The 1848 painting, created by Benjamin Russell and Caleb Purrington, captures all aspects of a whaling voyage, at a time when the business of whaling was booming in the U.S. and around the world.

The absorbing artwork once toured the U.S. on wagons and trains, stopped in Boston, Buffalo, New York, St. Louis among other cities on a national tour.

When displayed, a narrator told stories of hunting and processing whales as the panorama was mounted on a system of cranks and reels to go across a theater stage.

But after its paint started chipping, deteriorating from so much travel, the piece was put away in storage.

Now, a team working on an effort 20 years in the making has restored the panorama, which at a quarter-mile-long, is considered the longest painting in North America, reports Jennifer McDermott for the Associated Press.

The New Bedford Whaling Museum in Massachusetts poured $400,000 into the endeavor to conserve, digitize and store the panorama, according to Allison Meier of Hyperallergic who reported on the project in February of 2017.

D. Jordan Berson, a textile conservator who's managing the project, tells McDermott he sprayed an adhesive on the panorama to stabilize a paint layer that had powdered over time, stitched sections that were taken apart, repaired thinning areas of the textile and fixed tears.

The museum is currently in the process of finding venue large enough to display the artwork.
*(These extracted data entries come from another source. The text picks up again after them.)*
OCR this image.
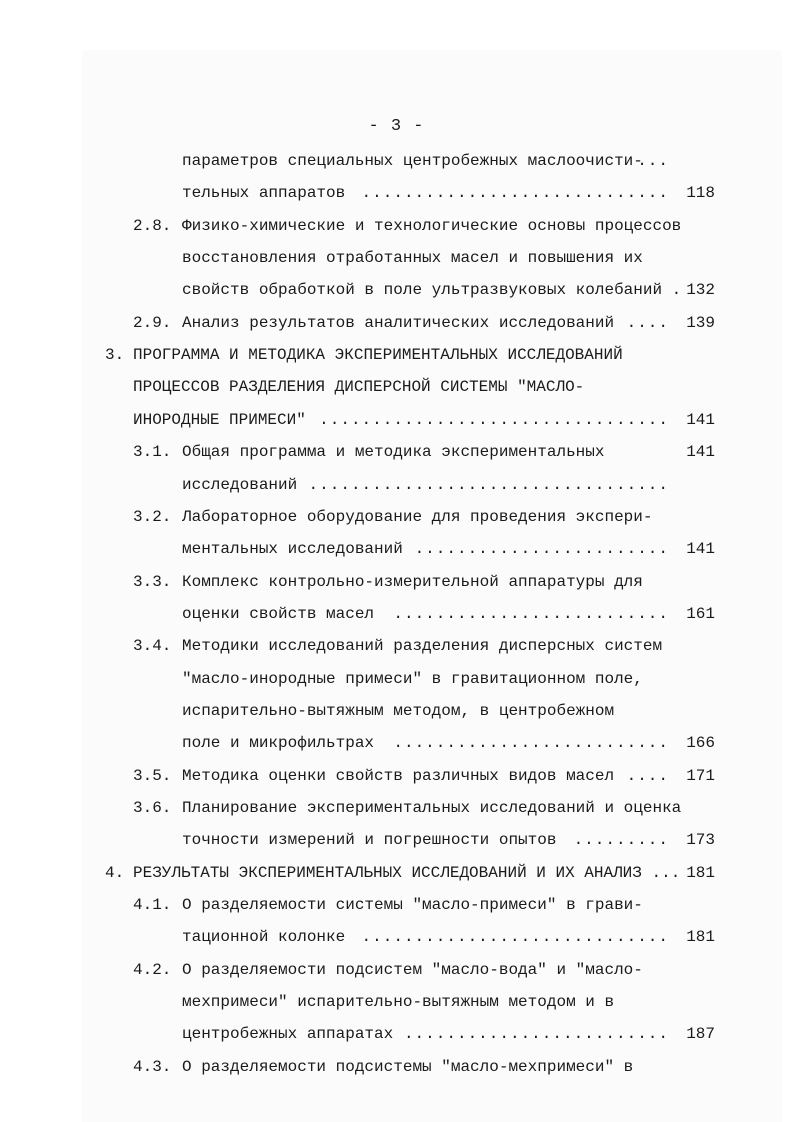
- 3 -
параметров специальных центробежных маслоочисти-
...
тельных аппаратов .............................	118
2.8. Физико-химические и технологические основы процессов
восстановления отработанных масел и повышения их
свойств обработкой в поле ультразвуковых колебаний . 132
2.9. Анализ результатов аналитических исследований ....	139
3. ПРОГРАММА И МЕТОДИКА ЭКСПЕРИМЕНТАЛЬНЫХ ИССЛЕДОВАНИЙ
ПРОЦЕССОВ РАЗДЕЛЕНИЯ ДИСПЕРСНОЙ СИСТЕМЫ "МАСЛО-
ИНОРОДНЫЕ ПРИМЕСИ" .................................	141
3.1. Общая программа и методика экспериментальных	141
исследований ..................................
3.2. Лабораторное оборудование для проведения экспери-
ментальных исследований ........................	141
3.3. Комплекс контрольно-измерительной аппаратуры для
оценки свойств масел ..........................	161
3.4. Методики исследований разделения дисперсных систем
"масло-инородные примеси" в гравитационном поле,
испарительно-вытяжным методом, в центробежном
поле и микрофильтрах ..........................	166
3.5. Методика оценки свойств различных видов масел ....	171
3.6. Планирование экспериментальных исследований и оценка
точности измерений и погрешности опытов .........	173
4. РЕЗУЛЬТАТЫ ЭКСПЕРИМЕНТАЛЬНЫХ ИССЛЕДОВАНИЙ И ИХ АНАЛИЗ ... 181
4.1. О разделяемости системы "масло-примеси" в грави-
тационной колонке .............................	181
4.2. О разделяемости подсистем "масло-вода" и "масло-
мехпримеси" испарительно-вытяжным методом и в
центробежных аппаратах .........................	187
4.3. О разделяемости подсистемы "масло-мехпримеси" в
Because it will be shown as a static piece, the venue will need to be at least 16,000 square feet.

In an effort to mimic the original experience and show the panorama moving once again, every section of the piece has also been photographed and merged into a large digital display.

"It's a national treasure that's been out of the spotlight for too long," Berson tells McDermont.

When it was last on tour, the painting might have been used a recruiting tool. At the time, whaling crews were losing young men to the Gold Rush. But when they attended the touring exhibitions, audience members would see images of far-away destinations they had likely never traveled to, like Cape Horn and Fiji, sure to excite their imaginations, Michael Dyer, the museum's curator of maritime history tells McDermott.

Berson said he hopes that the storied panorama will eventually return to tour some of the cities it once visited.

This time, rather than recruiting anyone, one imagines the behemoth artwork will likely provoke a new conversation on the artwork and the history of commercial whaling (the ban on which was only issued by the International Whaling Commission in 1986).